THE Zim-China Wanjin Agricultural Development Company (Wanjin) says its farming projects in the southern African nation are currently under threat due to electricity and water shortages, among other challenges.
BY MTHANDAZO NYONI RECENTLY IN bengbu, ANHUI PROVINCE, CHINA
Wanjin is a joint venture between Zimbabwe’s Defence ministry and the Anhui State Farms Group, whose aim is to improve food security in the country.
The company operates three farms in Zimbabwe, producing wheat, tobacco, maize, cotton and soyabeans.
Wanjin’s former general manager, Yang Zhimeng, recently told NewsDay that their operations were under threat due to electricity and water challenges, including high input costs.
Zimbabwe is currently food insecure due to the El Nino-induced drought. The United Nations has estimated that 5,3 million Zimbabweans will need food aid until the next harvest.
“Currently, we are running three farms in that area (Zimbabwe). To be honest, we are facing some challenges as you are aware it’s winter now in your country and we are planting wheat. We rely on irrigation to irrigate our crops, but now it’s not easy to get electricity. That is a major challenge. Some crops are in very bad condition because of drought. So, that is the situation,” Zhimeng said.
In Mashonaland West, Wanjin is operating Hunyani, Arda Sis and Krystal farms.
Zhimeng, who is also Anhui State Farms Group deputy general manager in charge of agriculture investment, said in the past three years they have improved infrastructure at the farms.
“In the past three years, we have done well to improve our infrastructure at the farms. For example, we have bought almost 30 centre pivots for the three farms and we have also taken some big horsepower tractors and combine harvesters for our production. It’s getting better, but now we are facing other challenges,” he said.

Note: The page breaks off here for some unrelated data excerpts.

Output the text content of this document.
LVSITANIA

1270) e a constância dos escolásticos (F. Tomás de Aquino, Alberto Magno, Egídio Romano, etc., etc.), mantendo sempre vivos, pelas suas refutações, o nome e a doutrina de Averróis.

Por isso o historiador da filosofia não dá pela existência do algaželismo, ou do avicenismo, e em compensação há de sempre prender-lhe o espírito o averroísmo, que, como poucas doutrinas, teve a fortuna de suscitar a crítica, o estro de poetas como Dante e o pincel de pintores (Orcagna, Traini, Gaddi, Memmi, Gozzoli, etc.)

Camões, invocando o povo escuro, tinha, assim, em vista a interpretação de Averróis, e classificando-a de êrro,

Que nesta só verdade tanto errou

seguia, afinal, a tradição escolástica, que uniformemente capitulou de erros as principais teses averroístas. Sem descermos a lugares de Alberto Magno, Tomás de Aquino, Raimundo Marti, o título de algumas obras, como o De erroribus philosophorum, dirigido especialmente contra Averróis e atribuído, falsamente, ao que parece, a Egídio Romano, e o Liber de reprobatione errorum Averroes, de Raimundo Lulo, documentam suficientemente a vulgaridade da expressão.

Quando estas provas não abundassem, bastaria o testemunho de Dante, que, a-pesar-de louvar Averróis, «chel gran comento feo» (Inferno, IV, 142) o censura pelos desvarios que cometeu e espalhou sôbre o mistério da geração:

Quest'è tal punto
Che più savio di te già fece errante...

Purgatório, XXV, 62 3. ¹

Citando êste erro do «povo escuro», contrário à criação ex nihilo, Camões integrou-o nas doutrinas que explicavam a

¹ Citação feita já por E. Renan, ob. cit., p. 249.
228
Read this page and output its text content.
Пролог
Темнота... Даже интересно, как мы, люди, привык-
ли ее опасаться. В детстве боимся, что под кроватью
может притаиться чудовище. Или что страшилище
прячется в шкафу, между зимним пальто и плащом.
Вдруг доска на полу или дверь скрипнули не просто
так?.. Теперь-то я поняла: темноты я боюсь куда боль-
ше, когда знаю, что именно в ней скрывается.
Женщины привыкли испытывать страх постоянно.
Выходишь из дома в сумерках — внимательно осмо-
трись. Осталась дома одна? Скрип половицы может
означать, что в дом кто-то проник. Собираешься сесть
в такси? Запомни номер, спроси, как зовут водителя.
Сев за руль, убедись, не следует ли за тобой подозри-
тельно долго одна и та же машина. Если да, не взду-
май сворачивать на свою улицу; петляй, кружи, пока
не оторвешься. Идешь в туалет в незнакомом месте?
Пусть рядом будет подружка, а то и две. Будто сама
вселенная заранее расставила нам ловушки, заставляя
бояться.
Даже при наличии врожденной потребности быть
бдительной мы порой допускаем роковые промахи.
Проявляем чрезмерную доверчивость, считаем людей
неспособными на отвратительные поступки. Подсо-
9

“It’s also not easy to buy inputs. I remember clearly that we bought some fertilizer from China to sustain our production. So, this is a challenge. We hope the situation will get better so we can improve our production so that later, we expand our operations.”
He said the average yield for maize at their farms was about seven tonnes per hectare, but the highest yield could reach 11 tonnes if challenges they were facing are addressed.
For wheat, average production is about six tonnes per hectare, he said.
“To be honest, since we started in 2011, we are reducing the size of our operations. Previously, we took five farms in Zimbabwe, but now we have only three because in some farms, it’s a bit difficult to get water. There is no river, no dam,” Zhimeng said.
“You dig a borehole, but no water comes out. Even now, we are facing challenges. We bought 30 pivots for our farms, but we are struggling to use them because of the Zesa (electricity) issue. So, it’s very difficult to expand our operations at this stage,” he said.
Zhimeng urged local farmers to contribute towards the country’s agricultural development.
Modern agriculture is the core industry of Anhui State Farms Group.
It gives full play to the advantages of organisation, scale, mechanisation, science and technology. It also maintains the leading level of production of wheat, rice, soyabean, tea, fruit and other crops in the province, and leads the development of modern agriculture by demonstration.
As such, Zimbabwe’s agricultural sector stands to benefit from the company if all the challenges dogging the company in the country were addressed.
The agriculture sector is the mainstay of Zimbabwe’s economy, contributing 15.5% of the country’s Gross Domestic Product.